I never had the opportunity to read the 'zine article DG grew out of, so I cannot directly address any differences between the two. I will say DG includes a nice introduction to grappling and what it means to your campaign. Also a nice part of the presentation is the body of text, artwork and background art are all divided into layers. Artwork and background can be turned off, leaving the just the text for easier reading and printing. Not that the two are intrusive in any, I found the presentation of the material to be well done, but I personally like plain text for reading on the computer screen.

The actual game play mechanics are logically divided into three sections: Core Concepts, Grappling Effects, and Monstrous Grappling. Also included at the back of the book are an exhaustive Index and a summary of the rules in the form of two reference sheets. The latter will be helpful when conducting grappling in a referee's own campaign, particularly the first few times these new concepts are employed.

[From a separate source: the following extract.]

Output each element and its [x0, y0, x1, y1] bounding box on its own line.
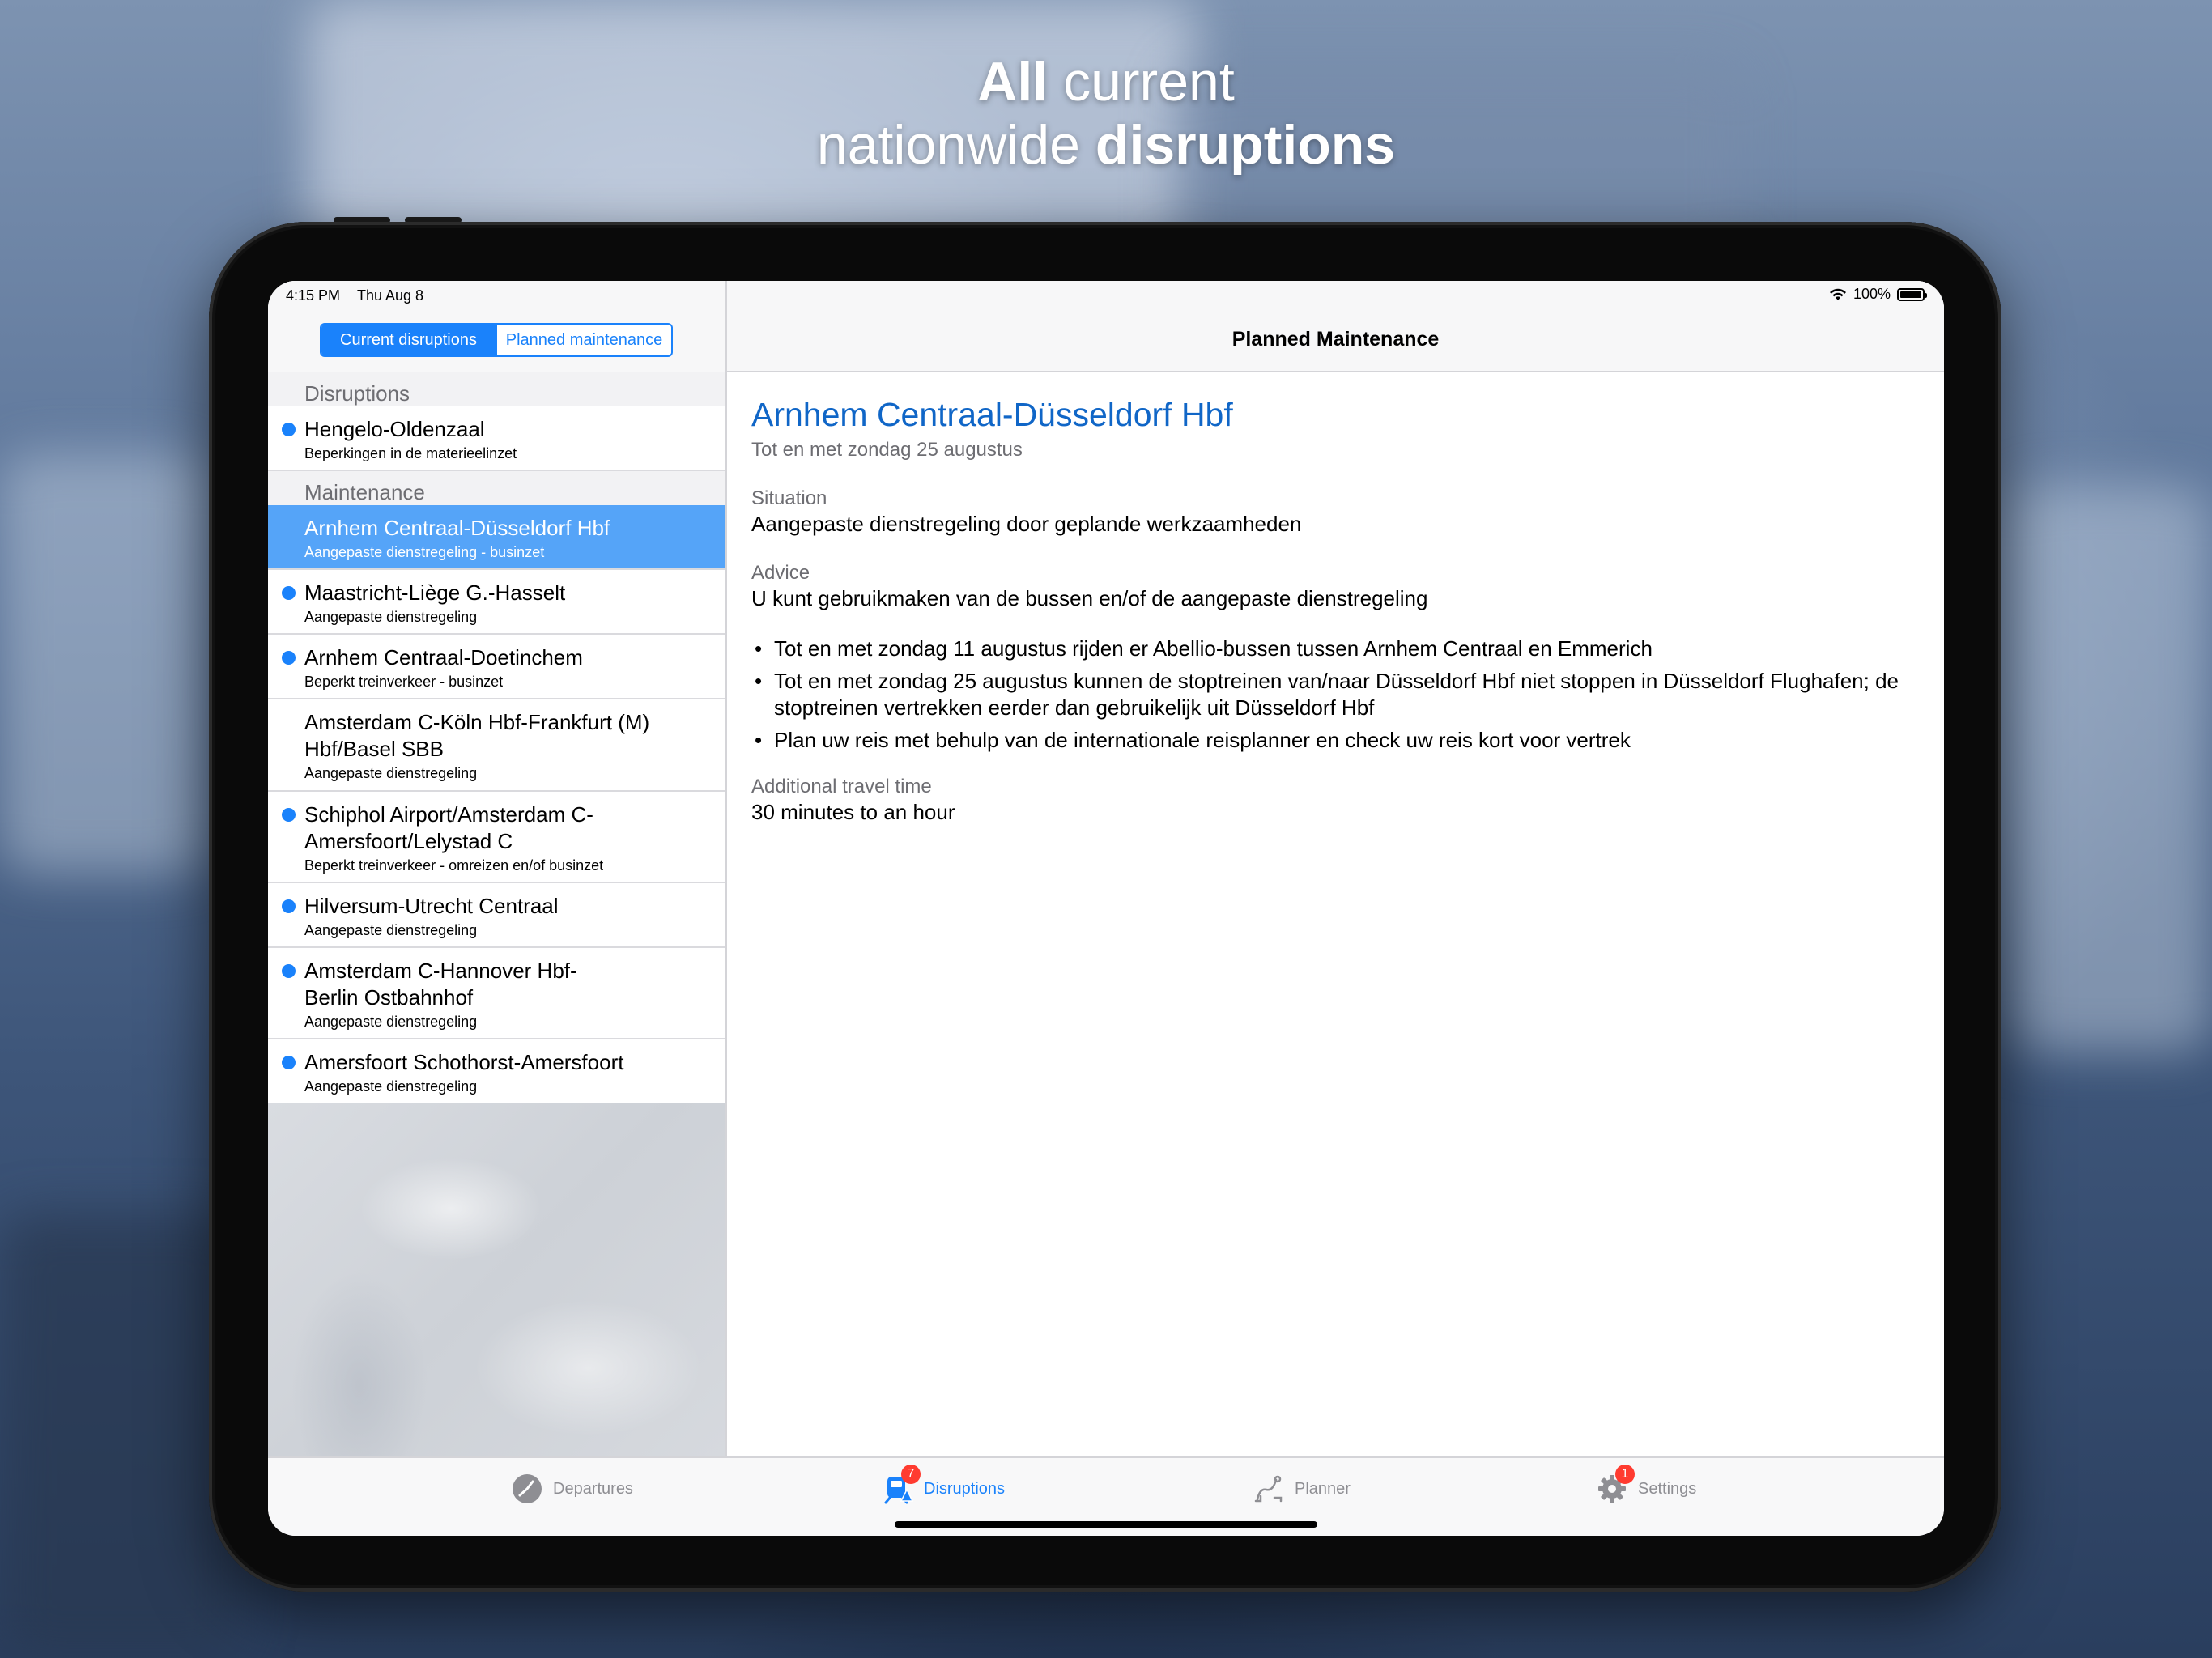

As advertised, Dungeon Grappling presents a system adaptable to most FRPG games, particularly those emulating pre-1983 rules sets. Rules for the different gaming systems are presented with the correct terminology and level of detail, leading me to believe Mr. Cole is either adept at all these systems or had plenty of editorial assistance writing those sections.

One aspect of the game I particularly like is the division of player-character and monster grappling. This section also includes example monsters with statistics and combat examples specific to 5E, S&W: Complete, and Pathfinder.

So, how do the rules work? For S&W they work great. I found them easy to adjudicate, adaptable to the fluidity of combat, and producing consistent results. I ran several scenarios including one on one, one versus two, and five smaller opponents versus a larger, stronger opponent. The rules handled each situation without a lot of paging through the rules or having to guess how to proceed.

Conclusion? I will be incorporating these rules into my S&W based campaign rules. Is there any better praise for a work of this type?

Summary: presentation, coherency of rules, ease of use; all get top scores. This product is highly recommended for your home campaign.